Abercrombie & Fitch (ANF)said on Thursday it is closing 60 more U.S. stores this year as sales at its namesake brand keep collapsing despite a new look for the merchandise and a slick (but ineffective) ad campaign.
These new closings will mean A&F’s fleet will shrink to roughly 670 stores this year from 839 only five years ago. Other retailers to have drastically cut their fleets include Macy’s, (M), Gap (GPS) and J.C. Penney.

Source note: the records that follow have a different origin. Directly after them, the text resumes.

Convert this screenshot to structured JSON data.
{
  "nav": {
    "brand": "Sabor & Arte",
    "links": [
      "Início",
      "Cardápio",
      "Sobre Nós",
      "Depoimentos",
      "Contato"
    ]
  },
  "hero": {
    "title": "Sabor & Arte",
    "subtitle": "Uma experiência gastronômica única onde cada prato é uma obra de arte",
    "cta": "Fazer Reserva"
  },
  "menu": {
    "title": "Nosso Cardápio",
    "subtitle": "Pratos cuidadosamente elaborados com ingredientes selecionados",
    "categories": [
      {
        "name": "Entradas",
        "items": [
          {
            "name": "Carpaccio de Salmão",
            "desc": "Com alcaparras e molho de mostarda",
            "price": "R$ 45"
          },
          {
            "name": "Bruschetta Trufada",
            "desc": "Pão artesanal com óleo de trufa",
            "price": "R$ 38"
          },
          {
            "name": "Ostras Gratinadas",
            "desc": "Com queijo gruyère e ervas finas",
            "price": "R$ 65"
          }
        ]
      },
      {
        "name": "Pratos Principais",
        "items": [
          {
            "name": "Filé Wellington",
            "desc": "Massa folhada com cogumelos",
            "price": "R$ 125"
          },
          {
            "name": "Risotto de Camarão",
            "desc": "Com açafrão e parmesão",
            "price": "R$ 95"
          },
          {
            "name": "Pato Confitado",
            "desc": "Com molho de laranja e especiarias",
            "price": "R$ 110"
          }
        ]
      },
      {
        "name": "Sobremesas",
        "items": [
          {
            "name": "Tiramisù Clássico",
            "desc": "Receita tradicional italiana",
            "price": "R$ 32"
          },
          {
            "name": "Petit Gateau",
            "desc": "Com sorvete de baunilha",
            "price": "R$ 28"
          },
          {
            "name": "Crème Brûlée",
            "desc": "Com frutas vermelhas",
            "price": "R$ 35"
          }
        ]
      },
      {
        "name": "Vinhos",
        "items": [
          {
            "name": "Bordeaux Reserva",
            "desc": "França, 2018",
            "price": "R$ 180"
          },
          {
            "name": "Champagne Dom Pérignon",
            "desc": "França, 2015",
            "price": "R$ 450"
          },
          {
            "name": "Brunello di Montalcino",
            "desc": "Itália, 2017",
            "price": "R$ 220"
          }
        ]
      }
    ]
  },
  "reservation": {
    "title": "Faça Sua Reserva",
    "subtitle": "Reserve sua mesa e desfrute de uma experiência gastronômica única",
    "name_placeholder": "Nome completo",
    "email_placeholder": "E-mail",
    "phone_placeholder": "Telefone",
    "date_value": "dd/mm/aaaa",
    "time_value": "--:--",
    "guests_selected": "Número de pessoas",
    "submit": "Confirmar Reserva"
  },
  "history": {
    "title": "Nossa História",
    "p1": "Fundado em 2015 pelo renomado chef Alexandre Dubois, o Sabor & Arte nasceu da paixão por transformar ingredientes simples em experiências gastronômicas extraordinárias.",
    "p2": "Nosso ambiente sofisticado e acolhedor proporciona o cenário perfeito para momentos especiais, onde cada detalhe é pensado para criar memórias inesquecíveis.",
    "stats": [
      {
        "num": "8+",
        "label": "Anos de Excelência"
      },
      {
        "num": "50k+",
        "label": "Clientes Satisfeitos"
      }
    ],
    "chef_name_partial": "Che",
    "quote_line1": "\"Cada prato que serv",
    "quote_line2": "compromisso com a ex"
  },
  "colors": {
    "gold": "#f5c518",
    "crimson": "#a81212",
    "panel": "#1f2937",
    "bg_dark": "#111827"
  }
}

The paring of A&F’s footprint comes as its namesake brand reported comparable sales, a measure that excludes failing stores that have been closed in the last year, fell a staggering 13% in the key holiday season quarter. The brand, which is trying to remake itself after facing a consumer backlash over its large logos and sexy ads, blamed a “more promotional activity and a lower gross margin rate than planned” and weak shopper traffic.
Recently appointed CEO Fran Horowitz also faulted a lackluster ad campaign on a call with Wall Street analysts.
Shares rose 12% on a major bright spot: Hollister, A&F’s larger sibling brand, reported its first quarter of comparable sales growth in a year.
The retailer has been remodeling Hollister stores, and tapped new designers to better keep pace with “fast fashion” brands like Zara and H&M. Hollister’s holiday season merchandise were generally well regarded. Hollister makes up about 57% of Abercrombie’s net sales.
Still, as a whole, the company reported its 16th straight quarterly decline. Rivals like American Eagle Outfitters (AGO) and Gap Inc have been hit by similar challenges but are faring much better.
And while executives told the analysts they expect an improvement this year, they declined to say whether that mean growth, or smaller declines, even as they warned of a tough first half of the fiscal year.
Abercrombie shares were up to $13, still well below their 52-week $32.83 high.